Dru tenía muy buen gusto. Me había dejado un vestido negro de terciopelo con cintura plisada, mangas tres cuartos ceñidas y falda corta de campana. Caminar con esos zapatos iba a ser difícil. Eran matadores. No digo que no quedasen bien, pero eran altísimos y, aunque no soy muy torpe, esos tacones iban a ser letales para mí y para cualquiera que se me acercase.

Lily entró en la habitación fresca y relajada —tampoco tan fresca si te acercabas— mientras yo me untaba de pintalabios carmesí.

—Tienes un toque misterioso e interesante —me dijo, mordiéndose los carrillos y pestañeándome como mi Escarlata esa tarde—. Me encanta verte así de guapa.

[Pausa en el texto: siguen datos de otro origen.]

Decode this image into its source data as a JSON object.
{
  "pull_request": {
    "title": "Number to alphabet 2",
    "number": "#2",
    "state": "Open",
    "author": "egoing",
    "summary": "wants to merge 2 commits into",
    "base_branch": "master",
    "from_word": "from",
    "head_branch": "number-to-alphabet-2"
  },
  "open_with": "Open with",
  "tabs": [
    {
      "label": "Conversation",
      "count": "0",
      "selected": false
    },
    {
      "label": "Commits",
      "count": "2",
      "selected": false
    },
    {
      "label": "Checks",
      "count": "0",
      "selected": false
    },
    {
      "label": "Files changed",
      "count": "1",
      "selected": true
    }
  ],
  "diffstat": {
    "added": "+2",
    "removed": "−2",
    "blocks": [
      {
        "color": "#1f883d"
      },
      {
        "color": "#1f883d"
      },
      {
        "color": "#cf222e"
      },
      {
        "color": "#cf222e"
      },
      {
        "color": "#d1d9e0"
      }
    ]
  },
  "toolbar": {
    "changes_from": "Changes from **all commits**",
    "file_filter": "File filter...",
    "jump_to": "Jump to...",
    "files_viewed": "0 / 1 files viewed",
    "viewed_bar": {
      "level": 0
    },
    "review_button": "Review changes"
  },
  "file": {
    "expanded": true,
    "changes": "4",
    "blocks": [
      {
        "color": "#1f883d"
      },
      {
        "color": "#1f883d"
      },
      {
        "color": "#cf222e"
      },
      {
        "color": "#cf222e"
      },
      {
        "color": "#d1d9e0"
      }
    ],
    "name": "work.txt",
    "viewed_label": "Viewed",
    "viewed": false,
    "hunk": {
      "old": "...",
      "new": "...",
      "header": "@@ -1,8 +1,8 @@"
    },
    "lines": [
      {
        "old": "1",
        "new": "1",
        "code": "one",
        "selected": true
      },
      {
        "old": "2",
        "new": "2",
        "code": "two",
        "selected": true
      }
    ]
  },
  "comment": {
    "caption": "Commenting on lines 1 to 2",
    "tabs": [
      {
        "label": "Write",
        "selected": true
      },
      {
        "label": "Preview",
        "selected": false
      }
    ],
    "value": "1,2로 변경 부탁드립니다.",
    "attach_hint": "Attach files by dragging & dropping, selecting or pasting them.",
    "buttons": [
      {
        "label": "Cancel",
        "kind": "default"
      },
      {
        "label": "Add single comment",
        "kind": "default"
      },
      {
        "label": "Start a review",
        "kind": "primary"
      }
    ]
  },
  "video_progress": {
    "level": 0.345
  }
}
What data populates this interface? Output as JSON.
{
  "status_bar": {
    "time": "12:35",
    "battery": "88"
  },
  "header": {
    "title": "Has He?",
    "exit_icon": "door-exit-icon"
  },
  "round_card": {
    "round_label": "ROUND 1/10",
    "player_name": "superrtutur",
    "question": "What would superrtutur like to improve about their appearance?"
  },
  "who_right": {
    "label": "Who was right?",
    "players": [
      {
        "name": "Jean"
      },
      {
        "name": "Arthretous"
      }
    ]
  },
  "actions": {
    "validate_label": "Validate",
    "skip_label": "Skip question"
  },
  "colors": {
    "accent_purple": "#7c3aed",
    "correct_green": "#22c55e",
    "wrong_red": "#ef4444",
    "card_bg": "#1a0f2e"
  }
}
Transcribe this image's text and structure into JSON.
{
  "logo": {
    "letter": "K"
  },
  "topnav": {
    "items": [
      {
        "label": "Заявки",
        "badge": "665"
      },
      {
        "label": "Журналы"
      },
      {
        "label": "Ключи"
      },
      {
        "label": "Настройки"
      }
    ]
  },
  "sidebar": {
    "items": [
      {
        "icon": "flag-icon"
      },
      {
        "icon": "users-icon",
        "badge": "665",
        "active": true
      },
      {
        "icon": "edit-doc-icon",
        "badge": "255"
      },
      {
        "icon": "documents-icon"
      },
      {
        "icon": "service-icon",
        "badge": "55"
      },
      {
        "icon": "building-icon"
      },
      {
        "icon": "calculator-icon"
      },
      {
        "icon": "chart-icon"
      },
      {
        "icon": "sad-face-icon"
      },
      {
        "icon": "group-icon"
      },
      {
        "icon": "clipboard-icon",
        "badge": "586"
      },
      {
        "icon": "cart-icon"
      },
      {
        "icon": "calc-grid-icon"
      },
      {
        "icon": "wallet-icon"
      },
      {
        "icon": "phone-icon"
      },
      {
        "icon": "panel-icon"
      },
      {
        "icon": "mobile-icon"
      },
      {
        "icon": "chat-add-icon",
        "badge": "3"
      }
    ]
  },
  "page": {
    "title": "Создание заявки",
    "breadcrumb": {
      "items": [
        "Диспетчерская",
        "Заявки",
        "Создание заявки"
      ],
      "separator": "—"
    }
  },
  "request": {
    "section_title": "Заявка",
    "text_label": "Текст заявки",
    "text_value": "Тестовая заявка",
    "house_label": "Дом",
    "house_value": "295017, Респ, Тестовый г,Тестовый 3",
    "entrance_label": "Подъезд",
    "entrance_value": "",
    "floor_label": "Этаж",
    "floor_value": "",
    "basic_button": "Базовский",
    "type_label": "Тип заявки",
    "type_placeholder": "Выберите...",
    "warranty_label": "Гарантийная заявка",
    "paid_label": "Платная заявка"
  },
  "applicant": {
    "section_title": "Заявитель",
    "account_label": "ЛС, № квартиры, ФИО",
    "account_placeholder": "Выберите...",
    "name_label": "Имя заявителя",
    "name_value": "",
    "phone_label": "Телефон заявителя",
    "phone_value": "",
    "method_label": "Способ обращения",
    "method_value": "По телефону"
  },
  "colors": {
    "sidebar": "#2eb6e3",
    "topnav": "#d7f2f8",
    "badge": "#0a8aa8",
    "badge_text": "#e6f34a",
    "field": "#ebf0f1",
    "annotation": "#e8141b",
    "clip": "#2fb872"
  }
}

—¡Vaya piropo, viniendo de ti!

Se puso a bizquear y a removerme el pelo.

Con una piel dorada como el caramelo, Lily era la típica chica que provocaba tropiezos y saltos de semáforo al pasar por delante de los hombres. La odiaría si no fuese por su satírico sentido del humor y por ser más fiel que un perro guía. Pensé en el collar que Dru me había dejado mientras Lily me recogía el pelo.

—El collar está en el armario —dijo, sin dejar de mirarme—. Y los pendientes en una bolsa encima de la cama.

Le aparté las manos.

—¿Cómo te lo haces para encontrar siempre todo? ¿Y seguro que no puedes venir? Podrías encontrar al hombre de tus sueños.

—Yo diría que no existe —murmuró, lanzando un vistazo al armario mientras me recolocaba otro díscolo mechón de pelo—. O está muy ocupado.

—Tienes razón. Y si existiera, lo fulminarías con tu olor. ¡Ve a ducharte! —Le di un manotazo en el culo—. Apestas.

Se echó a reír y salió de la habitación haciendo aspavientos, justo antes de asomarse otra vez por la puerta y premiarme con una sonrisa.

—Estás preciosa. Intenta no matarte con esos zapatos.

Me di la vuelta para mirarme en el espejo. Me rocié de mi perfume favorito —lila y un toque de vainilla—, me envolví en el chal y cogí el bolso. Estaba a punto de salir cuando me acordé del paraguas. No pegaba con los tonos. A lo mejor me prohibían la entrada.